Born: 1970; Graduated High School: 1988; Married: 1991; Children: 1996, 2000, 2005; Graduated College: 2008; Figured Out This Faith Thing: In Progress

Saturday, May 01, 2010

Getting Older

I really have a tough time every year when Geoffry's birthday rolls around. Geo (that is what I call him) is my oldest son and is similar to me in many ways. He likes a lot of the music I listened to at his age (I guess that is not too surprising), he likes having his hair long and he likes to wear band t-shirts. All of those things are a reflection of me. I love the kid. I am proud of him. He is not the source of the difficulties I have on his birthday. The problem is that he is going to turn fourteen on Monday. I have a hard time with that because I remember being fourteen. I am not upset that I am getting older...in fact...I think it is kind of cool that I hit the big FORTY this year. The thing that blows my mind is the amount of time that has passed since I was that age. How do twenty-six years go by so quickly?

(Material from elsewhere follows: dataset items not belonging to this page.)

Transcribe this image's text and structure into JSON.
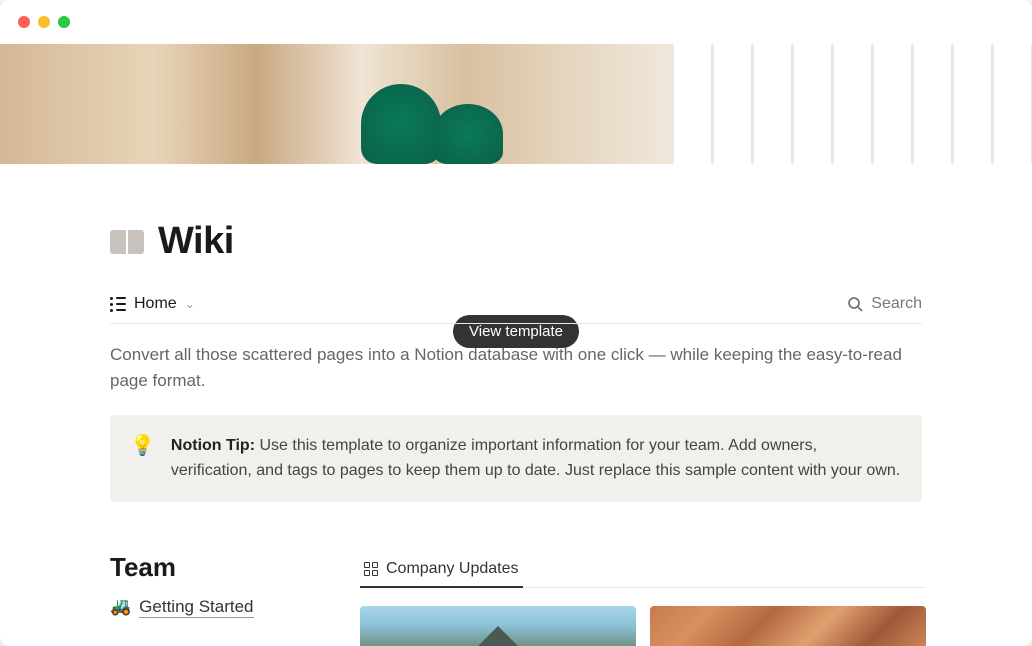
{
  "page": {
    "title": "Wiki",
    "icon": "book-icon"
  },
  "toolbar": {
    "view_name": "Home",
    "search_label": "Search"
  },
  "description": "Convert all those scattered pages into a Notion database with one click — while keeping the easy-to-read page format.",
  "callout": {
    "icon": "💡",
    "label": "Notion Tip:",
    "text": " Use this template to organize important information for your team. Add owners, verification, and tags to pages to keep them up to date. Just replace this sample content with your own."
  },
  "tooltip": {
    "label": "View template"
  },
  "sections": {
    "team": {
      "heading": "Team",
      "links": [
        {
          "icon": "🚜",
          "label": "Getting Started"
        }
      ]
    },
    "updates": {
      "tab_label": "Company Updates"
    }
  }
}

My kid is going to start high school in August. That blows my mind. It seems like my high school days were just yesterday. My first car, my first girlfriend...basically...my first everything. Now I am watching my kid experience those things and it is...well...it is weird. I wonder if my parents thought the same things I am thinking now. I would imagine that a lot of my thoughts are typical...but I hope that I am empathetic to what Geo is going through. In my opinion...and this has no basis in anything but my mind...the generational gap is not as wide now as it was when I was that age.

Does that make sense? I feel as if I am more similar to my kids than I am to my parents or grandparents. I do not think this is a bad thing. Perhaps my generation is stuck in perpetual adolescence...we are still big kids ourselves...we should be able to relate to our kids. Now...I will readily confess that I understand my parents much better now than I did at fourteen. I can relate to their fears and concerns because I now have those same fears and concerns for my kids. I appreciate my parents much more now. I am thankful for them...even if there are things I would go back and change. That does not mean that there are not some issues (especially with my father) but I think I do have a better grasp of what they were thinking.

What does all of this mean? I do not know. I guess it means that I am going to have to get used to these weird feelings. Jamie will start kindergarten this year. Chris is going to be ten. I have always had a difficult time remembering my own childhood...until my kids started hitting these milestones. They have been a window into my own past. That has been pretty cool...weird...but cool.